The AI Act, the European Union’s risk-based set of laws (the first in the world), designed to regulate the development, use, and application of AI in the EU and protect citizens by making sure AI systems that are used and developed in the EU are safe and trustworthy, is now officially in force.
The AI Act is a set of risk-based set of rules that categorize AI systems according to how risky and potentially harmful they are.
“High-risk” AI, like medical devices, biometric identification systems, critical infrastructure, and law enforcement systems will be strictly regulated and have to follow specific requirements surrounding things like risk management and incident tracking before they’re allowed to enter the EU market.
“Minimal-risk” systems like tools used to create social media content will have fewer regulations to comply with, but “limited-risk” applications, such as chatbots, will need to be transparent and include information about how they’re interacting with AI.

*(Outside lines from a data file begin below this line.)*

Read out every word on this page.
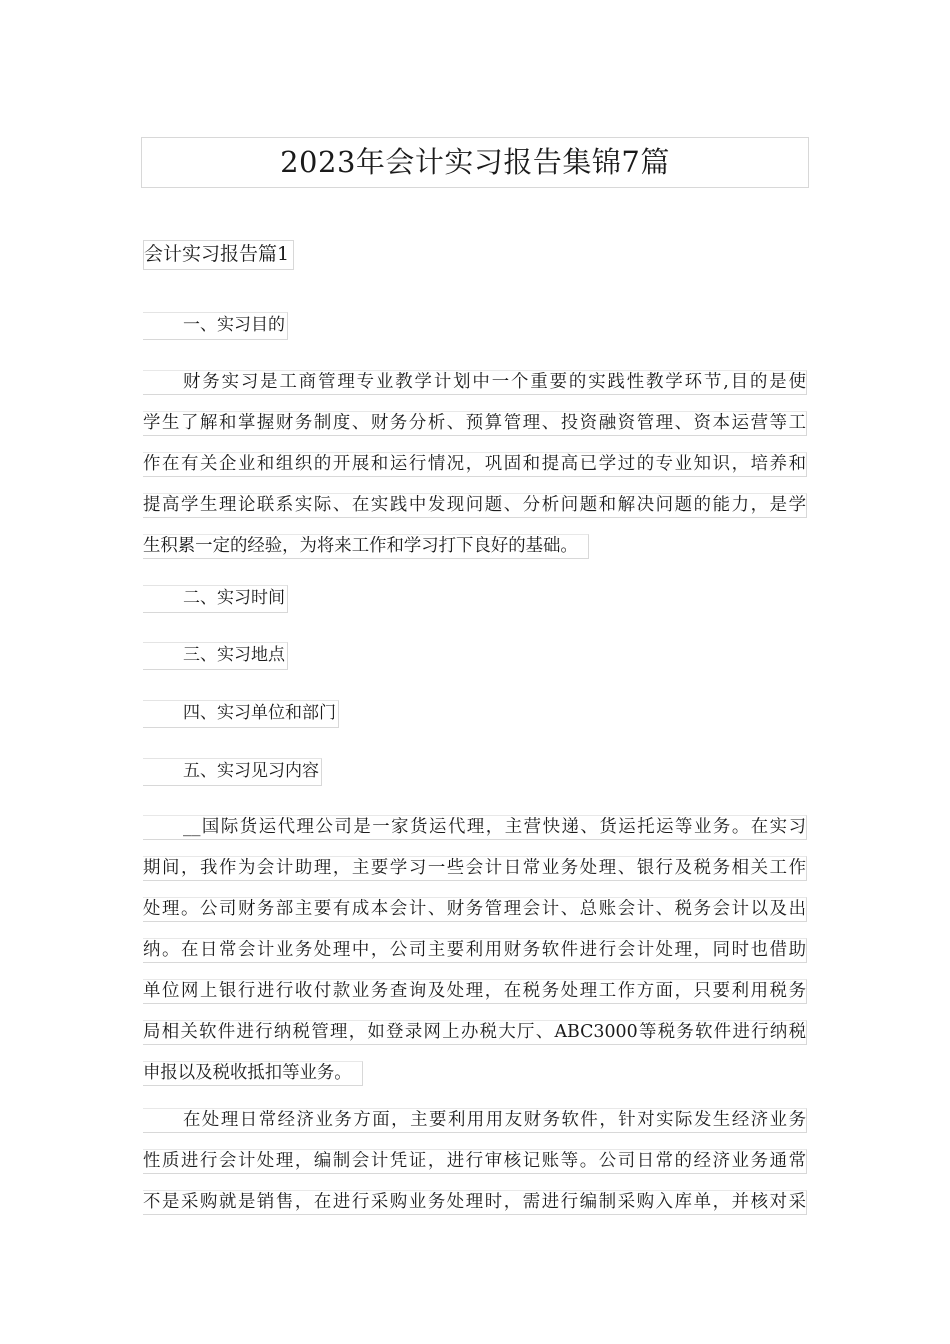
2023年会计实习报告集锦7篇
会计实习报告篇1
一、实习目的
财务实习是工商管理专业教学计划中一个重要的实践性教学环节,目的是使
学生了解和掌握财务制度、财务分析、预算管理、投资融资管理、资本运营等工
作在有关企业和组织的开展和运行情况，巩固和提高已学过的专业知识，培养和
提高学生理论联系实际、在实践中发现问题、分析问题和解决问题的能力，是学
生积累一定的经验，为将来工作和学习打下良好的基础。
二、实习时间
三、实习地点
四、实习单位和部门
五、实习见习内容
__国际货运代理公司是一家货运代理，主营快递、货运托运等业务。在实习
期间，我作为会计助理，主要学习一些会计日常业务处理、银行及税务相关工作
处理。公司财务部主要有成本会计、财务管理会计、总账会计、税务会计以及出
纳。在日常会计业务处理中，公司主要利用财务软件进行会计处理，同时也借助
单位网上银行进行收付款业务查询及处理，在税务处理工作方面，只要利用税务
局相关软件进行纳税管理，如登录网上办税大厅、ABC3000等税务软件进行纳税
申报以及税收抵扣等业务。
在处理日常经济业务方面，主要利用用友财务软件，针对实际发生经济业务
性质进行会计处理，编制会计凭证，进行审核记账等。公司日常的经济业务通常
不是采购就是销售，在进行采购业务处理时，需进行编制采购入库单，并核对采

“Unacceptable-risk” AI, which includes using AI for things like facial recognition from CCTV, social scoring, cognitive behavioral manipulation, and using biometric data (such as race and sexual orientation) to predict crime, is banned under the new law.
The EU is giving tech companies 4-6 months to comply, if they don’t, they face a fine of either a percentage of their global annual turnover or a predetermined amount, whichever is higher. Depending on the breach, companies could have to pay anywhere between $8.1M or 1% of turnover and $38M or 7% of their annual global turnover.
Although the AI Act is an EU legislation, designed to protect citizens in European countries, tech companies in the US will be greatly affected by these new laws, as a lot of advanced AI systems come from American companies, like OpenAI, Apple, Google, and Meta. The EU believes that ‘general-purpose’ models like ChatGPT and Gemini, which “present unique innovation opportunities” other than just generating text and images, present “challenges to artists, authors, and other creators and the way their creative content is created, distributed, used and consumed,” so these systems will be subjected to stricter regulations over copyright laws, testing, and cybersecurity.
While OpenAI has been preparing for the enforcement of the AI Act by publicly announcing that it will work “closely with the EU AI Office and other relevant authorities as the new law is implemented in the coming months” others, like Meta and Apple, have refused to launch their newest models in Europe because of “the unpredictable nature of the European regulatory environment.”